La sécheresse oculaire est la pathologie la plus traitée par les professionnels de la vision. Au Canada, elle toucherait 25 % de la population. 

Les larmes jouent un rôle de barrière protectrice et antiseptique pour l’œil. En temps normal, nos yeux produisent constamment un film lacrymal afin de rester humides et se protéger des irritants. Mais certaines personnes ne sont pas en mesure de produire des larmes en quantité suffisante ou de la bonne façon.

Plusieurs facteurs environnementaux, comportementaux et systémiques peuvent également exacerber le syndrome des yeux secs, dont le tabagisme, la pollution, les allergies saisonnières ou le chauffage.

Gare aussi aux écrans! Les problèmes de sécheresse oculaire augmentent souvent avec l’âge. Mais l’utilisation massive des écrans par les plus jeunes entraîne des cas nouveaux et de plus en plus répandus chez les enfants. 
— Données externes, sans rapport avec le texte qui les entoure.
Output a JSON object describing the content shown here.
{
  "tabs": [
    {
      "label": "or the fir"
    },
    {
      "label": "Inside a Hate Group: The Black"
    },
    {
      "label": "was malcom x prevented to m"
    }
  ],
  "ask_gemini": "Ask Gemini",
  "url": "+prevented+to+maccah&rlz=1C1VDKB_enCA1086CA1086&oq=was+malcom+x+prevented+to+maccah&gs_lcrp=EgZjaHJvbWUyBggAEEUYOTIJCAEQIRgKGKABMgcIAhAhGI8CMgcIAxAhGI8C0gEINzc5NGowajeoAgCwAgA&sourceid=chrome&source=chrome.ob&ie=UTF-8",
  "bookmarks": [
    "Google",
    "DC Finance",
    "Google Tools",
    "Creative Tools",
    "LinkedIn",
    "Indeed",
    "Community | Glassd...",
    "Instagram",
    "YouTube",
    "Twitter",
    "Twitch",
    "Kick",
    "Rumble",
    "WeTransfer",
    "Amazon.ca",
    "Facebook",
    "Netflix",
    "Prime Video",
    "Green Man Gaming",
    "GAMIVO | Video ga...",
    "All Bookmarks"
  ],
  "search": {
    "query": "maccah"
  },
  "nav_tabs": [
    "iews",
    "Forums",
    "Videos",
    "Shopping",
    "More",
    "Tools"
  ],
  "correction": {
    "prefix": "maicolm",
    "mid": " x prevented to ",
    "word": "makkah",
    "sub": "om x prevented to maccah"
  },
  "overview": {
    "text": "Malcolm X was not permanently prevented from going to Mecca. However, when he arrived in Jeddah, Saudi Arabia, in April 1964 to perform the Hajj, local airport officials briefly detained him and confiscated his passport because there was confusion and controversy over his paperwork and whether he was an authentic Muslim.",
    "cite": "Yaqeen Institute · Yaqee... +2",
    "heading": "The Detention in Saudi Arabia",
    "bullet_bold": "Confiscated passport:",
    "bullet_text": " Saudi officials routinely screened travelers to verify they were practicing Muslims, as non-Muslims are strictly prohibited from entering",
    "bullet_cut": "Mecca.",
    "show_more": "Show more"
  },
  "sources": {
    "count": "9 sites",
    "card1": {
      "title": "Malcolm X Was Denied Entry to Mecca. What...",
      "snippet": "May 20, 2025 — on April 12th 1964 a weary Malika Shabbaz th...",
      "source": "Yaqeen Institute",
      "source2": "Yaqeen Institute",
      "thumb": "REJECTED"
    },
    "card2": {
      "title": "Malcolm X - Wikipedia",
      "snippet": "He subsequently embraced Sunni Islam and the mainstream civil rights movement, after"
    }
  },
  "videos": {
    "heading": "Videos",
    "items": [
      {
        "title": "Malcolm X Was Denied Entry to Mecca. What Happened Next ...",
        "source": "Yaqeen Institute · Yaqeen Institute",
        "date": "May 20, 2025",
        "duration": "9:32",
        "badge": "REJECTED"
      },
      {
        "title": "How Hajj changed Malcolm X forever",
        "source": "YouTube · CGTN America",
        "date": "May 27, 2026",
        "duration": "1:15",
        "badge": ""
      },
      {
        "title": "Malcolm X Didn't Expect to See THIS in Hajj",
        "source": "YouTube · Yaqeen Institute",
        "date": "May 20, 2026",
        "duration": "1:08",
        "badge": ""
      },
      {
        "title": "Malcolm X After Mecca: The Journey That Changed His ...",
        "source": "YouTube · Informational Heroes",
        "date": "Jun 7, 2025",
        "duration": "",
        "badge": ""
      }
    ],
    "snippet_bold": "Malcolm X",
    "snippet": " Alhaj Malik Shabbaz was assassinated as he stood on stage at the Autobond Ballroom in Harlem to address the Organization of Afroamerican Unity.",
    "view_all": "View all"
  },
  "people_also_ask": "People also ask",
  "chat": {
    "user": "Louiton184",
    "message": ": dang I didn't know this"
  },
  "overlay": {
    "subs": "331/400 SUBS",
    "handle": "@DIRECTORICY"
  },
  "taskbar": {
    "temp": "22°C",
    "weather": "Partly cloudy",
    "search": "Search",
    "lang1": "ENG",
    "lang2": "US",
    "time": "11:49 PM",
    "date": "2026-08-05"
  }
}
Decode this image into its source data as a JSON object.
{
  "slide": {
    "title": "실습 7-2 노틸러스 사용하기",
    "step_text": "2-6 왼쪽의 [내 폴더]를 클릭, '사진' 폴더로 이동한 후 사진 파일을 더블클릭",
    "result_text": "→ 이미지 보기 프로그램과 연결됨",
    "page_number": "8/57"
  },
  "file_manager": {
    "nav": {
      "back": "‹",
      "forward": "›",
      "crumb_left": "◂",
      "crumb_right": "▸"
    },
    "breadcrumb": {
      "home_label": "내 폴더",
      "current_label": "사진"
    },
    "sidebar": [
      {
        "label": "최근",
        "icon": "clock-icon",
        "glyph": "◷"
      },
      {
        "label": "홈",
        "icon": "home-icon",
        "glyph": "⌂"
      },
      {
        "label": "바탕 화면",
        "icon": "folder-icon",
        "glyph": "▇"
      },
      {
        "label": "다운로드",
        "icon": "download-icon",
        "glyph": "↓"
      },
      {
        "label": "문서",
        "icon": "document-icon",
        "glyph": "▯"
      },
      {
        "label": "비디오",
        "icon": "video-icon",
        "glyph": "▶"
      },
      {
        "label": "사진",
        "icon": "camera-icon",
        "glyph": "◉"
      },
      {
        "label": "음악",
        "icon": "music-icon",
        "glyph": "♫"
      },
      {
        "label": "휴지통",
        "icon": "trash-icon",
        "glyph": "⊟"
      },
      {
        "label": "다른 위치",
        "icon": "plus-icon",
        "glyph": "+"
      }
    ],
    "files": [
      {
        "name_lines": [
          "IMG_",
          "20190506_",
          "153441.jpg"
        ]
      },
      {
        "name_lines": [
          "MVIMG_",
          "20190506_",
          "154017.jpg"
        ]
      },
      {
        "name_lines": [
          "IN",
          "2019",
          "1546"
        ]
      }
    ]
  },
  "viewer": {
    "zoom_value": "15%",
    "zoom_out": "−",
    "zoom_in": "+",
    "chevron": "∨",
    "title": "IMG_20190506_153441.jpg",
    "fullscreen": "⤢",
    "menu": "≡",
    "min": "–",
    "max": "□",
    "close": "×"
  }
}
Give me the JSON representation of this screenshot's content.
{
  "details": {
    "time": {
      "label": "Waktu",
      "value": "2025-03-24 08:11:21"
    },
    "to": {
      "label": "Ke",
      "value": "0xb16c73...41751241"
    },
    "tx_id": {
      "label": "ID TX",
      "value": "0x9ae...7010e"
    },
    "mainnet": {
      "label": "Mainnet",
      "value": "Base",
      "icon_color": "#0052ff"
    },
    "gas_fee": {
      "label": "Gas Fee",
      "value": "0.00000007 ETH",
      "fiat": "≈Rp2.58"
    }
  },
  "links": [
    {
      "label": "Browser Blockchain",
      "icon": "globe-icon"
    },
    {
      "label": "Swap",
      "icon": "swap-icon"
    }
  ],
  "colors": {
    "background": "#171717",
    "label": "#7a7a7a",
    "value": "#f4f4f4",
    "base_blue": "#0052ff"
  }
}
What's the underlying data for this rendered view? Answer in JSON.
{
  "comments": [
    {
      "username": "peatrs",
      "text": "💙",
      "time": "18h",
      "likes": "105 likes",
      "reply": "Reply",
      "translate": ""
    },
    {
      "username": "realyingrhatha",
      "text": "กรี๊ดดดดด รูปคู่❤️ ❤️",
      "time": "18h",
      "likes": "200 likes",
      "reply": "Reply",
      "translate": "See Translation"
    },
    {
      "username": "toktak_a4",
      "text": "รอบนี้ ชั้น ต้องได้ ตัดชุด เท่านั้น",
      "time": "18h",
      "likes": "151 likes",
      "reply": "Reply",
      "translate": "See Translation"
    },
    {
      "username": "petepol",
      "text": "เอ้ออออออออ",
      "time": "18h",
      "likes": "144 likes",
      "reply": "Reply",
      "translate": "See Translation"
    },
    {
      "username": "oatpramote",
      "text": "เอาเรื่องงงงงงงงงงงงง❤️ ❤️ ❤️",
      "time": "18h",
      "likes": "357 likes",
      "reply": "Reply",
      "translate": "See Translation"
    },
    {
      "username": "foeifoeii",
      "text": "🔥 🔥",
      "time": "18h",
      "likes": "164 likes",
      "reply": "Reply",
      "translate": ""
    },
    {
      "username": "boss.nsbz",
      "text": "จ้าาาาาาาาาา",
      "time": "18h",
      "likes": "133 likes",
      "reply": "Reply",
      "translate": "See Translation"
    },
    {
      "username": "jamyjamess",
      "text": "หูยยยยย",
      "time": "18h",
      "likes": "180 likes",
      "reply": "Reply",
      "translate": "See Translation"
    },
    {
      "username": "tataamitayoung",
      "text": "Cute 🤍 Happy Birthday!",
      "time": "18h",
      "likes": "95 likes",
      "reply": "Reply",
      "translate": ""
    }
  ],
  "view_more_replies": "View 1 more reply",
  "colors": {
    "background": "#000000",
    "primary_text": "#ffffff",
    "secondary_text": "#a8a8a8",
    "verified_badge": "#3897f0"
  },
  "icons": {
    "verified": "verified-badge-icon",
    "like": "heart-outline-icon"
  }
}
Utilisez la règle du 20-20-20, aussi simple que bénéfique : regardez au loin toutes les 20 minutes et fixez un objet à une distance d’au moins 20 pieds (6 mètres) durant 20 secondes. Aussi, toutes les 20 minutes, clignez 10 fois des yeux très lentement.

Signes et symptômes

Les signes et les symptômes communs de la sécheresse oculaire sont :

  • des démangeaisons;
  • des picotements;
  • un larmoiement;
  • des yeux rouges;
  • une sensibilité à la lumière;
  • une vision floue.

Évaluation et traitements

Des tests spécifiques permettent à l’optométriste de mesurer la sécrétion de larmes et de trouver l’origine de la sécheresse oculaire :

  • La sécheresse oculaire aqueuse dont l’origine est une sécrétion insuffisante de larmes. Ce manque de larme peut être causé par une anomalie de la glande lacrymale, une dysfonction des glandes de Meibomius, un trouble hormonal, la prise de médicament (contraceptif, antidépresseur) ou une récente chirurgie au laser.
  • La sécheresse oculaire évaporatoire (86 % des cas de sécheresse oculaire). Dans ce cas, l’œil produit la bonne quantité de larmes, mais celles-ci s’évaporent trop vite. Elle peut être causée par une inflammation des paupières (blépharite) ou par des lentilles de contact inadaptées.

Les traitements varient en fonction du type de sécheresse. Le plus simple reste l’utilisation de larmes artificielles, qui servent à augmenter la lubrification. Toutefois, elles s’avèrent parfois inefficaces pour venir à bout de ce problème. Votre optométriste pourra vous aider et prescrire le traitement adéquat en fonction de l’origine de la sécheresse oculaire.

Si le problème vient d’un manque de larmes, la prise d’un anti-inflammatoire comme la cyclosporine peut aider à augmenter la capacité naturelle des yeux à produire des larmes. La cortisone est également régulièrement prescrite.

Une infection peut, elle, être soignée à l’aide d’un collyre antibiotique. Si les glandes lacrymales sont obstruées, un massage des paupières peut aider à les déboucher.

Les propriétés anti-inflammatoires de la vitamine D en font également un bon allié dans le traitement de la sécheresse oculaire. L’apport d’oméga-3 est aussi une méthode bien connue pour diminuer les inflammations de l’œil.

La prévention restant toutefois le meilleur traitement, les optométristes recommandent vivement à leurs patients de réduire leur exposition aux allergènes ou à la pollution et d’augmenter la fréquence de clignement des yeux particulièrement lorsque devant un écran.

Suivi avec l’optométriste

Cette affection chronique nécessite un traitement à long terme et des suivis réguliers chez l’optométriste.